The same general considerations apply to these PRs: ordinarily, these
refactor changes to consensus code wouldn’t meet the bar for review cost and
risk -vs- benefit. However, splitting them off from the main schnorr/taproot
PR makes reviewing the logical changes to consensus in the main PR easier and
safer.
PR 18401: Initialize PrecomputedTransactionData in CheckInputScripts
When a signature for a transaction input is created or verified, different
parts of the transaction are hashed into a transaction digest. This is the
e value in e = Hash(m) that is used in the signing/verification
algorithm.
The transaction digest algorithm for pre-segwit transaction inputs is
documented here (in
particular, look at the verifyThisStr string in step 9 of the
diagram,
which is the data that is hashed).
For pre-segwit transaction inputs, the transaction digest has to be
recalculated from scratch for each signature. This means that in the worst
case the amount of data that needs to be hashed is quadratic in the size of
the transaction. See Sergio Demian Lerner’s bitcoin talk
post for more details of this
quadratic hashing issue. The Bitcoin Core
blog
and Rusty Russell’s blog also have good
explanations.
To resolve the quadratic hashing problem, the way that the transaction digest
is calculated was changed for segwit inputs. See BIP
143 for the
motivation and specification.
The segwit transaction digest is designed so that parts of the digest are
shared between all the signatures in a transaction. This means that the total
amount of data to be hashed for the transaction is linear in the size of the
transaction.
This shared data between all signatures of a transaction is stored in the
PrecomputedTransactionData object, which was added in PR
8524.
Segwit v1 (taproot) makes some very minor changes to the transaction
digest algorithm. Specifically, the transaction digest commits to the
amounts of all inputs (instead of just the amount of the input being signed)
and to the scriptPubKey of the output being spent. See BIP
341
for the full description of the transaction digest.
Because of these changes, more data needs to be stored in the
PrecomputedTransactionData object. This PR changes the way that the object
is constructed and initialized so that a future commit in PR
17977
can add that data to the object.
PR 18422: Move single-sig checking EvalScript code to EvalChecksig
Tapscript
is the scripting language used for scripts in a taproot tree (taproot has
versioning for scripts, so a future soft fork could introduce a different
scripting version or language).
Tapscript has almost the same semantics as Bitcoin Script. One notable
difference is that OP_CHECKSIG and OP_CHECKSIGVERIFY both verify schnorr
signatures instead of ECDSA signatures.
This PR extracts most of the logic for OP_CHECKSIG and
OP_CHECKSIGVERIFY from the very large EvalScript() function.
A future commit in PR
17977
modifies this function to switch on which flags have been passed into the
script interpreter in order to determine whether to do schnorr or ECDSA
signature verification.
A new PrecomputedTransactionData default constructor is added which
doesn’t initialize the data members.
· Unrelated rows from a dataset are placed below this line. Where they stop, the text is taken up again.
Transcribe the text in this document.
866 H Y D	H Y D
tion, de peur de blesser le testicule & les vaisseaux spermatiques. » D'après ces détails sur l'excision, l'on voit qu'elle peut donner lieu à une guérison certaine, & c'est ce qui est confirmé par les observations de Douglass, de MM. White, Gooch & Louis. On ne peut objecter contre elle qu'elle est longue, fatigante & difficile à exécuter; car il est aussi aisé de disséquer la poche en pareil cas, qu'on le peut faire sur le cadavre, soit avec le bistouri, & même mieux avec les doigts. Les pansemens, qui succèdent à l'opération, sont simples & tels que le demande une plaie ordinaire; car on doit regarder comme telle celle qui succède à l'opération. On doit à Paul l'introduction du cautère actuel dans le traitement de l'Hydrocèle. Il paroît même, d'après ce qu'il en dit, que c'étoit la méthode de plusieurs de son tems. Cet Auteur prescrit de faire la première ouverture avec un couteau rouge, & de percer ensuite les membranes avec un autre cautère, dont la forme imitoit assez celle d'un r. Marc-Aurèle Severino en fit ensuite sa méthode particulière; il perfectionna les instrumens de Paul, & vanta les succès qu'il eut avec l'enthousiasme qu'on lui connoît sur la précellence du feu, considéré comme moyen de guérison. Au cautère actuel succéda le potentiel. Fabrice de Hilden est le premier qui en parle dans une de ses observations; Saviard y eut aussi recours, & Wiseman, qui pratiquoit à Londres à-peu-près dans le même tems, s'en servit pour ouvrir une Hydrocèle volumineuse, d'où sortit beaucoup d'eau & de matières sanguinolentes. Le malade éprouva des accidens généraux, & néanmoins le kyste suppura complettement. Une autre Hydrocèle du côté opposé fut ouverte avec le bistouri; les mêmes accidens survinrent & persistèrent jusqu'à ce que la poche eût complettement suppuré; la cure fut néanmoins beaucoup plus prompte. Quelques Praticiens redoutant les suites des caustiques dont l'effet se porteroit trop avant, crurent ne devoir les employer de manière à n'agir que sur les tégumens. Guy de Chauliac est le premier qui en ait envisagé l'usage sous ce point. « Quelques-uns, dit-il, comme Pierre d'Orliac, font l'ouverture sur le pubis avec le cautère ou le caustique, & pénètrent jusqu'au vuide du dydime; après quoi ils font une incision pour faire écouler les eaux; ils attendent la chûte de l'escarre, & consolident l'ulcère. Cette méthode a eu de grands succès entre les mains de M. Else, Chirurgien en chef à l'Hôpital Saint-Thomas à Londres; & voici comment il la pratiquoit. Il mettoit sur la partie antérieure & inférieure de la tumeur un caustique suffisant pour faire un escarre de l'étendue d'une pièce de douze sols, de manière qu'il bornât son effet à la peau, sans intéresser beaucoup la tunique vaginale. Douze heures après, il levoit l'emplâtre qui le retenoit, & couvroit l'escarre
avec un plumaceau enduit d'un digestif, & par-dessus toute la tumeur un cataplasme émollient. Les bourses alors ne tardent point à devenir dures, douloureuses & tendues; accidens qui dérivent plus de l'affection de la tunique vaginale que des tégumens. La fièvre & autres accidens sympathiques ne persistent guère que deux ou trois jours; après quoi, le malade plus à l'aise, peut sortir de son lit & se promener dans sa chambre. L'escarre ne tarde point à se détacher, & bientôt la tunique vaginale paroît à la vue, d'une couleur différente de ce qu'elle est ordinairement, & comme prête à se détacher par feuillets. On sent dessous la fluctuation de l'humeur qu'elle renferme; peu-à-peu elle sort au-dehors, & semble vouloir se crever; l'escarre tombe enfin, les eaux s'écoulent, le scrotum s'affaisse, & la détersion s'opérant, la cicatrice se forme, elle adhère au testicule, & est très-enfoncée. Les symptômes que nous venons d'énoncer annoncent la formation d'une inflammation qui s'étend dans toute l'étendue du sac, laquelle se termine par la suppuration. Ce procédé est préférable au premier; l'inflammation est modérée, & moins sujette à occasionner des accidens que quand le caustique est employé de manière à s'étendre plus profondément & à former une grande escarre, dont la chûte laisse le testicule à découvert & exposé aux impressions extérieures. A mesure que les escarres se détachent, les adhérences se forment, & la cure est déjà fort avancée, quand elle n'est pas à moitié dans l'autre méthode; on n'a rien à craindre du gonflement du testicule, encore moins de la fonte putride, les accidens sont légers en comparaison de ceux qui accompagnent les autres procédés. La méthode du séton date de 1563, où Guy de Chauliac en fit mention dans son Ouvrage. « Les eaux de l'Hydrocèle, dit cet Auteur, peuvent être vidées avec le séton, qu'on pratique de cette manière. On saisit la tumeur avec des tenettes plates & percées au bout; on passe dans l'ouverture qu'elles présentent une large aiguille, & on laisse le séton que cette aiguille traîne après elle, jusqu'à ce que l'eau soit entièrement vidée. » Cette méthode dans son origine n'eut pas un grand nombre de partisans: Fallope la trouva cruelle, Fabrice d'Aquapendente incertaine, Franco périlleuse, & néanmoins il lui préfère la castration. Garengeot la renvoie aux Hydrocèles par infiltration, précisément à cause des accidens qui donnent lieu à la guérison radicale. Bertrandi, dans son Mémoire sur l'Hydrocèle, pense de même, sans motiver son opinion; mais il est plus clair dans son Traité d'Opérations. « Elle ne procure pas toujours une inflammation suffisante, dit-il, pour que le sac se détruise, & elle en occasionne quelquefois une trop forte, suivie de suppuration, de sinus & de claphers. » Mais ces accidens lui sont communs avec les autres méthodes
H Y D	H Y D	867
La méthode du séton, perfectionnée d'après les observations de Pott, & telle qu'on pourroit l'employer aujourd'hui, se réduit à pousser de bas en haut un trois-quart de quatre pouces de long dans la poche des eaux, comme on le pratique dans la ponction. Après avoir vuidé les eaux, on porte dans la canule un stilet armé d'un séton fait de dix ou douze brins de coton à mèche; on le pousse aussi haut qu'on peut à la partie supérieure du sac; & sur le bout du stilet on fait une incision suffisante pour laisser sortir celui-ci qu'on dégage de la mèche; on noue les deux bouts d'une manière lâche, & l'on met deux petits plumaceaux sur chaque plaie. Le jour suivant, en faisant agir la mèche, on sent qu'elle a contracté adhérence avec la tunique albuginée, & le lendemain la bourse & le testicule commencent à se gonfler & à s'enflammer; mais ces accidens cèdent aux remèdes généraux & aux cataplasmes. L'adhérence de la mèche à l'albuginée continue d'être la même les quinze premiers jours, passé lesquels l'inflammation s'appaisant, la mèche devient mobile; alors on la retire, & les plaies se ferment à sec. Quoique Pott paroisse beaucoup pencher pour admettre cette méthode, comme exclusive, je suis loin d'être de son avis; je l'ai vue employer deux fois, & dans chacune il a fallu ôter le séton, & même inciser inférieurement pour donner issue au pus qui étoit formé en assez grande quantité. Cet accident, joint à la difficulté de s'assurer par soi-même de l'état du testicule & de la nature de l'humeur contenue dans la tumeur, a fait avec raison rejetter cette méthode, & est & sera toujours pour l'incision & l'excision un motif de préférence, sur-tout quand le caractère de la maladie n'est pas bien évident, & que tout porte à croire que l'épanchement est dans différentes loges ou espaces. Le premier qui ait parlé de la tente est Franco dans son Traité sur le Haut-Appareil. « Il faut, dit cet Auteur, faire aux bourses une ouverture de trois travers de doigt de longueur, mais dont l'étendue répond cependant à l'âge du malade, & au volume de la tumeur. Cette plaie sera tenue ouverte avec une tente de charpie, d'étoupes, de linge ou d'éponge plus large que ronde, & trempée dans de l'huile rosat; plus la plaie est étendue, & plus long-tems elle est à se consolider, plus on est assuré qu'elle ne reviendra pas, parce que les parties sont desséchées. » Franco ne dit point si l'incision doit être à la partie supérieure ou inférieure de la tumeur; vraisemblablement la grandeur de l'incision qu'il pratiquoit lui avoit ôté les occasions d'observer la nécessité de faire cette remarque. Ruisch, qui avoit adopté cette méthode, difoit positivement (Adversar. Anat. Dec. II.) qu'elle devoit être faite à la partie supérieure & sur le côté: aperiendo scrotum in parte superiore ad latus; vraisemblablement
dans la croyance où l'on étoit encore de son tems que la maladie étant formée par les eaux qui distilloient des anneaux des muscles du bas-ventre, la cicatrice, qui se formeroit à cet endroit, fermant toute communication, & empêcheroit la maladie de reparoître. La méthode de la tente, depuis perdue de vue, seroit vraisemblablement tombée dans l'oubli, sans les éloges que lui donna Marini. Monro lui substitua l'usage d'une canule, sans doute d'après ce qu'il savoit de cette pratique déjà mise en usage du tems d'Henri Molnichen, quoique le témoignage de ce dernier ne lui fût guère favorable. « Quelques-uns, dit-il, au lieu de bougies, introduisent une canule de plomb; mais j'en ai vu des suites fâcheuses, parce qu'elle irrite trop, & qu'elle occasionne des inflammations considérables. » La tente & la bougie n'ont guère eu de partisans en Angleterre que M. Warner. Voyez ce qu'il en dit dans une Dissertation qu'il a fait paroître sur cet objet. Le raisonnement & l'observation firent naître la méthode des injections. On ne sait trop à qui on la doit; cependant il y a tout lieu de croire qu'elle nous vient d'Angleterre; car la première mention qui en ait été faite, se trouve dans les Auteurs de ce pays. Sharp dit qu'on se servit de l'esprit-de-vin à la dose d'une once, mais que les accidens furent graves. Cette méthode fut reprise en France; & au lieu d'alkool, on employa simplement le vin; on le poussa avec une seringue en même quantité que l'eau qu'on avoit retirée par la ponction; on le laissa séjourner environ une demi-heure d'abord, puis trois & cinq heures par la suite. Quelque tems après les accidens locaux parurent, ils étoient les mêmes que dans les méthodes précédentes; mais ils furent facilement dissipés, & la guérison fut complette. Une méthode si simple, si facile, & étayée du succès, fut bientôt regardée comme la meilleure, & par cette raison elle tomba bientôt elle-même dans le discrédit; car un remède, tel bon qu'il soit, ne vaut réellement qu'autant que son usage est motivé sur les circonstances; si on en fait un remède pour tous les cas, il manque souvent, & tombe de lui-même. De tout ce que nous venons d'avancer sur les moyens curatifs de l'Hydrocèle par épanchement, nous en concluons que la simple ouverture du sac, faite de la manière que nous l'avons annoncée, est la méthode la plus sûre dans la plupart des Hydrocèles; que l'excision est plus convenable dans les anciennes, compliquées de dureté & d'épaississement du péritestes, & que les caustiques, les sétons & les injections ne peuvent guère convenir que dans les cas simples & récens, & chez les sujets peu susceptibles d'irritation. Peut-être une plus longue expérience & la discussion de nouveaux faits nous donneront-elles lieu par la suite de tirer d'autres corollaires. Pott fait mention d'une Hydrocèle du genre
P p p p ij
Where do they get initialized instead?
What new data members are added to PrecomputedTransationData in the
subsequent commit in the taproot PR 17977?
Is the old PrecomputedTransactionData constructor still used anywhere?
Why is the transaction digest algorithm changed for taproot? What problems
does the new algorithm solve?
What is the difference between EvalCheckSig() returning false and setting
the return parameter fSuccess to false? When would those different
failure modes be used?
Why isn’t the code for OP_CHECKMULTISIG and OP_CHECKMULTISIGVERIFY also
extracted out in PR 18401?
<jnewbery> fantastic! The code changes are quite small and mechanical, but there's a _lot_ of context, so I thought it'd be fun to dig into the surrounding concepts a bit.
<jnewbery> first question: A new PrecomputedTransactionData default constructor is added which doesn’t initialize the data members. Where do they get initialized instead?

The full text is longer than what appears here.